The aerodynamic design and integration of the control surfaces within next generation aircraft plays a major role in determining the capability and configuration of these aircraft. Next generation tailless aircraft, such as a blended wing body (BWB) configuration, will be highly integrated where components are buried or submerged into the platform. Additionally, exotic shapes may cause excessive propulsion performance losses. These losses may emanate from strong secondary flow gradients in the near wall boundary of the fluid flow, which produce large-scale vortical flow field structures. Flow field detachments may produce increased body drag and aerodynamic buffeting. All of which comprise the integrity and capability of these aircraft.
In the past, adverse flow fields were avoided or addressed by the aircraft's design. Alternatively, active control surface have been used to address flow field structures associated with exotic shapes. For example, the overall aircraft could be lengthened to prevent aft body flow field detachments or additional control surfaces could be incorporated into the vehicle to also prevent aft body flow field detachments. Other solutions may have required that certain components be structurally hardened (increasing weight) or replaced more frequently to avoid failures resulting from these stresses. Components may also be repositioned to non-optimal positions to reduce these stresses. However, these situations often results in reduced vehicle performance. Similarly, adding structural weight to support increased stress loads and also results in reduced vehicle performance.
The aerodynamic design and integration of the control surfaces plays a major role in determining the capability and configuration of aircraft such as the unmanned aerial vehicle (UAV), long-range strike (LRS), and multi-mission air mobility systems. To enable advances in vehicle design, groundbreaking aerodynamic technologies are required to integrate control surfaces into these advanced platforms. New technologies are required to meet the more restrictive requirements associated with reduced weight/volume and mechanical complexity while aerodynamically accommodating exotic vehicle shaping requirements, without compromising functionality and performance.

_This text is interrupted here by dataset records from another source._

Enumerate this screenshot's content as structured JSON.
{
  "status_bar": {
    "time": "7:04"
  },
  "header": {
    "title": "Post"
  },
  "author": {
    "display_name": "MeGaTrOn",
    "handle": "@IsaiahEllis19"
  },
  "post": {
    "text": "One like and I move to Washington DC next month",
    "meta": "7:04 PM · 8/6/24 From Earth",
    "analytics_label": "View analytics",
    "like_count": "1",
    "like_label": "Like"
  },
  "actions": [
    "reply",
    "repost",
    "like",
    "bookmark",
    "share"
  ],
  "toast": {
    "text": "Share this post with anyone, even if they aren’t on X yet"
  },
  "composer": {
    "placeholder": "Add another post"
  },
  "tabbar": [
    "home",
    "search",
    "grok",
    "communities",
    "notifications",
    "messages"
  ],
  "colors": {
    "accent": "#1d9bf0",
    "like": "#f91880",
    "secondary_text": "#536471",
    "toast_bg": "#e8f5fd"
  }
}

To address integration issues associated with control surfaces, previous solutions required additional hydraulic and structural systems to support the required control systems. The consequences of such solutions compromises vehicle capability.
New technology is therefore needed which will allow greater freedom to integrate control systems within advanced aircraft designs. The benefits of such integrated designs for advanced platforms will be to enable reduced vehicle size and weight, favorable movement of vehicle center of gravity (Cg) forward, reduced drag, reduced aft body structural heating, and improved flight performance. Application of such a technology is not only limited to being a design enabler for future all-wing air-vehicle designs, but also could be applied to existing aircraft that improves vehicle control.
Further limitations and disadvantages of conventional control surfaces and related functionality will become apparent to one of ordinary skill in the art through comparison with the present invention described herein.